Prepare a plan summary (SPD) for distribution to the appropriate personnel in the 401 (k) plan. This lets qualified employees know what to expect from the plan. The SPD must have information about the employee’s eligibility, contributions upon transfer, assignment, claims, and employee rights and obligations.
9 Start enjoying the benefits
While the main benefits of starting a 401 (k) plan are long term, there are short term benefits to your business, such as annual tax credits and deductions.
How to maintain a 401 (k) plan for your business
Choosing a 401k plan for your small business and setting it up to use is just the start. In order for your plan to continue to serve you and your people, there are some things you need to consider.
Depending on the type of 401 (k) plan you choose, you will need to do non-discrimination testing, make employer contributions, communicate plan information, and monitor payroll. Otherwise, you could incur a fine for yourself.
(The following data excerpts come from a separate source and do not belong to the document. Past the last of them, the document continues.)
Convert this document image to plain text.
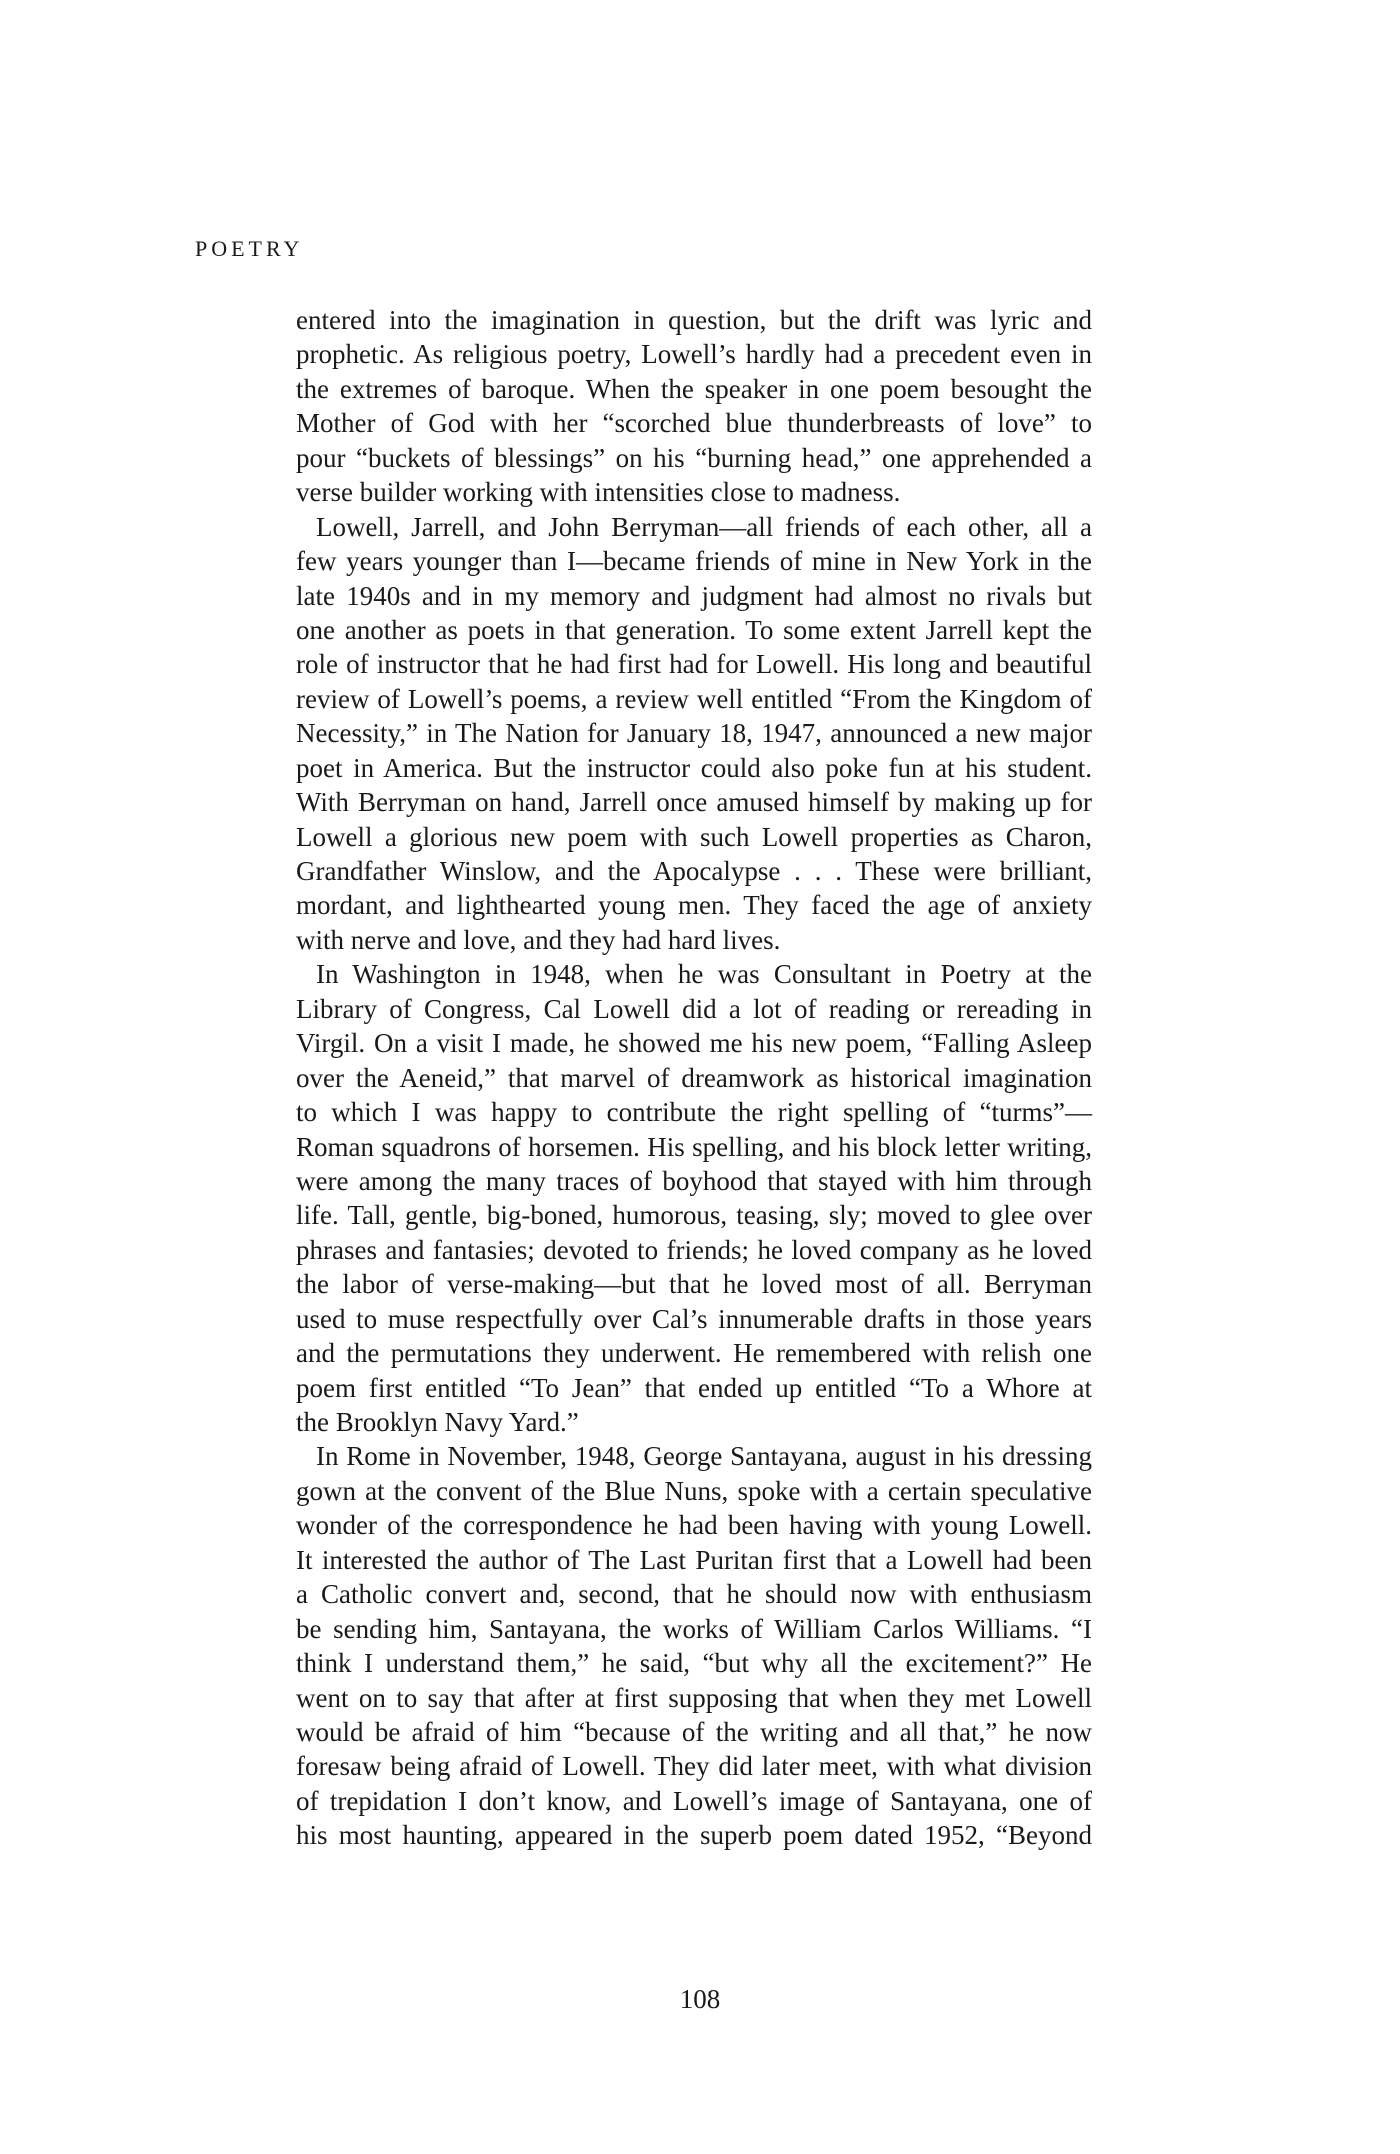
POETRY
entered into the imagination in question, but the drift was lyric and
prophetic. As religious poetry, Lowell’s hardly had a precedent even in
the extremes of baroque. When the speaker in one poem besought the
Mother of God with her “scorched blue thunderbreasts of love” to
pour “buckets of blessings” on his “burning head,” one apprehended a
verse builder working with intensities close to madness.
Lowell, Jarrell, and John Berryman—all friends of each other, all a
few years younger than I—became friends of mine in New York in the
late 1940s and in my memory and judgment had almost no rivals but
one another as poets in that generation. To some extent Jarrell kept the
role of instructor that he had first had for Lowell. His long and beautiful
review of Lowell’s poems, a review well entitled “From the Kingdom of
Necessity,” in The Nation for January 18, 1947, announced a new major
poet in America. But the instructor could also poke fun at his student.
With Berryman on hand, Jarrell once amused himself by making up for
Lowell a glorious new poem with such Lowell properties as Charon,
Grandfather Winslow, and the Apocalypse . . . These were brilliant,
mordant, and lighthearted young men. They faced the age of anxiety
with nerve and love, and they had hard lives.
In Washington in 1948, when he was Consultant in Poetry at the
Library of Congress, Cal Lowell did a lot of reading or rereading in
Virgil. On a visit I made, he showed me his new poem, “Falling Asleep
over the Aeneid,” that marvel of dreamwork as historical imagination
to which I was happy to contribute the right spelling of “turms”—
Roman squadrons of horsemen. His spelling, and his block letter writing,
were among the many traces of boyhood that stayed with him through
life. Tall, gentle, big-boned, humorous, teasing, sly; moved to glee over
phrases and fantasies; devoted to friends; he loved company as he loved
the labor of verse-making—but that he loved most of all. Berryman
used to muse respectfully over Cal’s innumerable drafts in those years
and the permutations they underwent. He remembered with relish one
poem first entitled “To Jean” that ended up entitled “To a Whore at
the Brooklyn Navy Yard.”
In Rome in November, 1948, George Santayana, august in his dressing
gown at the convent of the Blue Nuns, spoke with a certain speculative
wonder of the correspondence he had been having with young Lowell.
It interested the author of The Last Puritan first that a Lowell had been
a Catholic convert and, second, that he should now with enthusiasm
be sending him, Santayana, the works of William Carlos Williams. “I
think I understand them,” he said, “but why all the excitement?” He
went on to say that after at first supposing that when they met Lowell
would be afraid of him “because of the writing and all that,” he now
foresaw being afraid of Lowell. They did later meet, with what division
of trepidation I don’t know, and Lowell’s image of Santayana, one of
his most haunting, appeared in the superb poem dated 1952, “Beyond
108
- Your plan should be tested annually
If you have a traditional 401 (k) plan, it should go through an annual 401 (k) test to make sure all employees benefit, not just highly paid employees.
There are two types of tests you need to run: Percentage Actual Carryover (ADP) and Actual Contribution Test (PCA). These tests compare the deferred compensation of well-paid employees to that of low-paid employees. Non-discriminatory testing is mainly used to monitor employers. If you fail this test more than once, you will incur penalties yourself.
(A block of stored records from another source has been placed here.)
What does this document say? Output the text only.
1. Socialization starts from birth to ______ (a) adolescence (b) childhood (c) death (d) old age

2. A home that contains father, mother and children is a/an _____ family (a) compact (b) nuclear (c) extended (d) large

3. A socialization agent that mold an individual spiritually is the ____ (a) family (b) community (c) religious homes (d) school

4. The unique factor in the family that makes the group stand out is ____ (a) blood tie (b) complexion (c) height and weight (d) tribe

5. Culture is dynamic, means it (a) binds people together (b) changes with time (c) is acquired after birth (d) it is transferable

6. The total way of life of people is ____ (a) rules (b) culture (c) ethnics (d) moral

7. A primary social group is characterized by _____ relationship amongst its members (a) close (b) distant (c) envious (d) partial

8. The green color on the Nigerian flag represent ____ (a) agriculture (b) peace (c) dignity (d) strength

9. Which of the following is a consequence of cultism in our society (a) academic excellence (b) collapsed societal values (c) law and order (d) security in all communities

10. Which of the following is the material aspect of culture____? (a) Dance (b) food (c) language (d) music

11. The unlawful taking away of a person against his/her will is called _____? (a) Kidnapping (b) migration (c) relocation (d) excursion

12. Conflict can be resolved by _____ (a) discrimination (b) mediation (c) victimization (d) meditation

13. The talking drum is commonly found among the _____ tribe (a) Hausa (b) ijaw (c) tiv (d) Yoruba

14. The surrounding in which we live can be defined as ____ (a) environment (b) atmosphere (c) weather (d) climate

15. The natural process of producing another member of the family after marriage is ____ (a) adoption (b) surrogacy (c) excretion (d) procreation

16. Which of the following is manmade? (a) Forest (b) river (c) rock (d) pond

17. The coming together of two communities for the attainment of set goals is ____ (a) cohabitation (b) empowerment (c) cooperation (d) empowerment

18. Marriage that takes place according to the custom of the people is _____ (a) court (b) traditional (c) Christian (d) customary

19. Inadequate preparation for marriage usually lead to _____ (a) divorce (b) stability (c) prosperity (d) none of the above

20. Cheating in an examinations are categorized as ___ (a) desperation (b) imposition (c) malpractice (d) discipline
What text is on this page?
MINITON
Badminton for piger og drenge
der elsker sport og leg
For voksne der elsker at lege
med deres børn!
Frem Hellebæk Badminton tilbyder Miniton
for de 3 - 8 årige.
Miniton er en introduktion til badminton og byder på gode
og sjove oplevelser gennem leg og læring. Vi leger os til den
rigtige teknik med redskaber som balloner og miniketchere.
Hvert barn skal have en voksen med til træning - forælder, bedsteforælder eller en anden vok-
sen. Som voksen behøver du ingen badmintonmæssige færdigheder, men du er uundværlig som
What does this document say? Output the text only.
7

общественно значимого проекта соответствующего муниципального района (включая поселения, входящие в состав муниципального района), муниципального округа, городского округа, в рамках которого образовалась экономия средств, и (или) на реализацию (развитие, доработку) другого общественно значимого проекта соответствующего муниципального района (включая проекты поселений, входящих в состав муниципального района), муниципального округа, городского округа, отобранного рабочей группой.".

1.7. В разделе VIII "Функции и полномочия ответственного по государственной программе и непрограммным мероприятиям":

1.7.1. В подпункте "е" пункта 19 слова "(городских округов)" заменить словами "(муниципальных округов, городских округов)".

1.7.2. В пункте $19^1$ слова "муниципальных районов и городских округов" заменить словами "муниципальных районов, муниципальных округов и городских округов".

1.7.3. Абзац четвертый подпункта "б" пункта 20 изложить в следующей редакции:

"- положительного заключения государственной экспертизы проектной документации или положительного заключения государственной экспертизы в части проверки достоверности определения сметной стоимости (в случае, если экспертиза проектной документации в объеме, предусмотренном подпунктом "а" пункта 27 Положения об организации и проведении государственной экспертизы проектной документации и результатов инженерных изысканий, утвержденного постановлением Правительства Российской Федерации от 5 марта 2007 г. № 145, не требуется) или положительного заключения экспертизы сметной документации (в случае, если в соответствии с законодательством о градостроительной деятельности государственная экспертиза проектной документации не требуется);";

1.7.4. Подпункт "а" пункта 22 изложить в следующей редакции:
- You need to transfer contributions
Since you are deducting 401k from your paycheck, you are required to make employer contributions if you have a safe haven or SIMPLE 401 (k) plan. Be aware that there may be 401 (k) late penalties, so you need to make sure your deposits are always up to date.
- Publish reports
For most 401 (k) plans, you will need to file a Form 5500, Employee Benefit Plan Annual Report (Form 5500-SF or Form 5500-EZ, if applicable). This annual report is prepared electronically.
You should also distribute these reports to members. Remember to provide a Material Change Summary (SMM) when your employees make changes to their information. You should also distribute an Individual Benefits Report (IBS) to show participants their overall benefits. Another thing you should do here is circulate the Consolidated Annual Report (SAR) when filing Form 5500 so members know that you have reported to the IRS and that your setup is legal.
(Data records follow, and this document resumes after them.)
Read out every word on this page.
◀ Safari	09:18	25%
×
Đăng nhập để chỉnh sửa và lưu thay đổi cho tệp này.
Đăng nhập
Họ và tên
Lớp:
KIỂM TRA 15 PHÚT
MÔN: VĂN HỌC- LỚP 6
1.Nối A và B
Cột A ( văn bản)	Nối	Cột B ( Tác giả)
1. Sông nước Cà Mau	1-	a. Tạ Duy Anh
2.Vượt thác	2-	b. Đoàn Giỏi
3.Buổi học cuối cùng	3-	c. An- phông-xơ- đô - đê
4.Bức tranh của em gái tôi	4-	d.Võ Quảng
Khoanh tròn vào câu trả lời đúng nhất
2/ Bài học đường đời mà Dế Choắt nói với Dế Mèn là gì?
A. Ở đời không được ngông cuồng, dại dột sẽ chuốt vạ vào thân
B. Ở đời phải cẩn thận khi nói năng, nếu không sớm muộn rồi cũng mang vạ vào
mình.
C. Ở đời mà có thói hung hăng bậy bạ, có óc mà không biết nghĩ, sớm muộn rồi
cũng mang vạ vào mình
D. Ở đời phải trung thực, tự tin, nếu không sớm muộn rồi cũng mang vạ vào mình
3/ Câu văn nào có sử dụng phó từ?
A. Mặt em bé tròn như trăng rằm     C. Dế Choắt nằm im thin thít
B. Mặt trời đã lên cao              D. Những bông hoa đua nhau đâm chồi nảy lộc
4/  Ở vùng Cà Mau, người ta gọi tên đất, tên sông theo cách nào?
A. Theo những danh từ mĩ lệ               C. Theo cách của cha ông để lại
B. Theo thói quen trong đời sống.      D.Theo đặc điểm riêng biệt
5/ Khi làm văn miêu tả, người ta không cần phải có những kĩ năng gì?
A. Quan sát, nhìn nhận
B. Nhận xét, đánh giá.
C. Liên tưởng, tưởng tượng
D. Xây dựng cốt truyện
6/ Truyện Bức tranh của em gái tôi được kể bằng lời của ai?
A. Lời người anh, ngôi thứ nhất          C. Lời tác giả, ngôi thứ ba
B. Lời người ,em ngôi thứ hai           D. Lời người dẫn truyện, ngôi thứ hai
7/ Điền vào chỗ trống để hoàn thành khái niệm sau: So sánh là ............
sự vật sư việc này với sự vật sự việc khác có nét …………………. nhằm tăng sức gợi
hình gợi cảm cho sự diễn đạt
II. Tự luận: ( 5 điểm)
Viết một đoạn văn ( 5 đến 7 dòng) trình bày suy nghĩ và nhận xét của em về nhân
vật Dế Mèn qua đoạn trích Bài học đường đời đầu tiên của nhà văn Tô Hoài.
- Pay attention to your fees and duties
Keep in mind that the price you pay for a 401 (k) plan isn’t just about personalization. Typically, you are looking to pay the administration fees, investment fees, and individual service fees of the plan.
Record keeping costs typically range from 0 25% to 1% of plan money, and investment management costs vary depending on the manager and investment choice. Add that and the costs can easily reach 3%. Additionally, any plan with more than 100 members needs to be audited annually, which can add value.
There are also plans that charge a flat fee, like Online 401 (k) has plans for small businesses (up to 100 employees) that start at around $ 1,200 per year, plus a monthly fee of $ 4 per employee.
Again, if a plan provider outsources many key functions including compliance, record keeping, and investment advice, you could end up paying a lot of hidden fees. Look for a plan that does this in-house – and at least make sure you understand all of the fees involved. Find out about setup fees, monthly fees, annual fees, 5500 fees, and whether the provider expects you to pay someone else.